Synnex is one of Australia’s ‘white box’ notebook builders. The company is a distributor of IT products but it has its own brand of build-to-order notebooks called Mitac. Our review unit is from the TW3A series and sports the punchy name QTW3A945PM01.
It has a 15.4-inch, 1280 x 800 LCD with a glossy coating. It’s not particularly well lit in the top corners and graphics look somewhat speckled. Vertical viewing angles are poor while horizontal ones are mediocre but it’s adequate if you’re sitting directly in front of it. We were impressed with the lack of lag when watching HD movies and playing games and colours looked quite good too. However, the speakers aren’t very loud, are very tinny and suffered from distortion at high and low frequency extremes, limiting its multimedia credentials. The keyboard is rather rattly but we had no complaints with the trackpad mouse.

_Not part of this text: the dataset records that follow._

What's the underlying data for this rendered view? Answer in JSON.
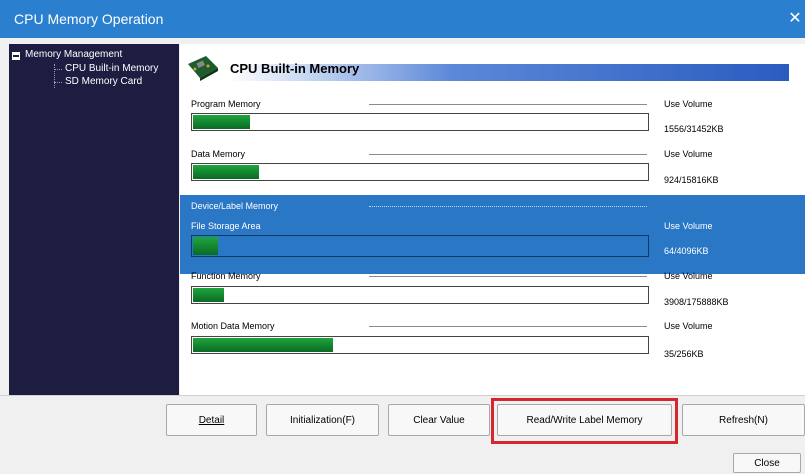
{
  "window": {
    "title": "CPU Memory Operation",
    "close_glyph": "✕"
  },
  "tree": {
    "root_label": "Memory Management",
    "items": [
      {
        "label": "CPU Built-in Memory"
      },
      {
        "label": "SD Memory Card"
      }
    ]
  },
  "header": {
    "title": "CPU Built-in Memory",
    "icon": "memory-chip-icon"
  },
  "memory_rows": [
    {
      "label": "Program Memory",
      "use_label": "Use Volume",
      "value": "1556/31452KB",
      "used": 1556,
      "total": 31452
    },
    {
      "label": "Data Memory",
      "use_label": "Use Volume",
      "value": "924/15816KB",
      "used": 924,
      "total": 15816
    },
    {
      "label": "Function Memory",
      "use_label": "Use Volume",
      "value": "3908/175888KB",
      "used": 3908,
      "total": 175888
    },
    {
      "label": "Motion Data Memory",
      "use_label": "Use Volume",
      "value": "35/256KB",
      "used": 35,
      "total": 256
    }
  ],
  "selected_group": {
    "label": "Device/Label Memory",
    "sub_label": "File Storage Area",
    "use_label": "Use Volume",
    "value": "64/4096KB",
    "used": 64,
    "total": 4096
  },
  "buttons": {
    "detail": "Detail",
    "initialization": "Initialization(F)",
    "clear_value": "Clear Value",
    "read_write_label_memory": "Read/Write Label Memory",
    "refresh": "Refresh(N)",
    "close": "Close"
  },
  "colors": {
    "titlebar": "#2a80cf",
    "tree_bg": "#1d1c41",
    "selection": "#2a77c6",
    "highlight_box": "#d7262e",
    "bar_fill": "#1ea53d"
  }
}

Inside is a 1.66GHz Core Duo T2300 with 1GB of RAM. These, and the spacious 80GB hard disk combined to score 0.76 in our benchmarks: 24% less than our speedy desktop reference system but it will cope with all applications thrown at it.

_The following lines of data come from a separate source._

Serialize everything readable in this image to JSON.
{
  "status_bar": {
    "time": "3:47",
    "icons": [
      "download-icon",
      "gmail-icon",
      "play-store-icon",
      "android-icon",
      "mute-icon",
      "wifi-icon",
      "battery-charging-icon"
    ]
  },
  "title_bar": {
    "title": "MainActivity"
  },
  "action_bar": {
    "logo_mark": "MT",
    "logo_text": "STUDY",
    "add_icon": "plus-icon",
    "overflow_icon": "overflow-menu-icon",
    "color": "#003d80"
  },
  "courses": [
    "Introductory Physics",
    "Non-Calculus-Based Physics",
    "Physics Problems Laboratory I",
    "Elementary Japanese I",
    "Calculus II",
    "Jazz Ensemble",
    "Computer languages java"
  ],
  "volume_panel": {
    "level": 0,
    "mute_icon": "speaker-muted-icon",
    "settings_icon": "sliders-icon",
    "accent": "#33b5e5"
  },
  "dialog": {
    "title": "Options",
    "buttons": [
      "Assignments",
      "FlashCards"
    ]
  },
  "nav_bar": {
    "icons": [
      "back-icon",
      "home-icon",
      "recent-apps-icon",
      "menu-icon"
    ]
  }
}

Synnex also includes a GeForce 7400 3D graphics chip, which is a nice touch for a value notebook. However, even with our low settings, it’s a poor performer. At 1024 x 768, with no antialiasing, it managed 15.7fps in Call of Duty 2 and 13.8fps in Far Cry. You’ll need to drop detail and effects settings to play games.
Other features are good though and include 802.11a/b/g WiFi and a dual-layer DVD writer. There are also four USB 2 ports, mini FireWire, Gigabit Ethernet, an Express Card slot and a media card reader which supports SD/MMC cards and Memory Sticks. VGA and S-Video ports provide video out.
It lasted a modest two hours 23 minutes in our light use test and one hour 43 minutes under intensive use. These figures and a 2.8kg weight mean portability is mediocre.
Synnex includes a decent two-year RTB warranty with the QTW3A945PM01 and this, with the features on offer, make is good value at under $2000. It’s hardly a luxury laptop, but if you need a cheap notebook, it’s adequate.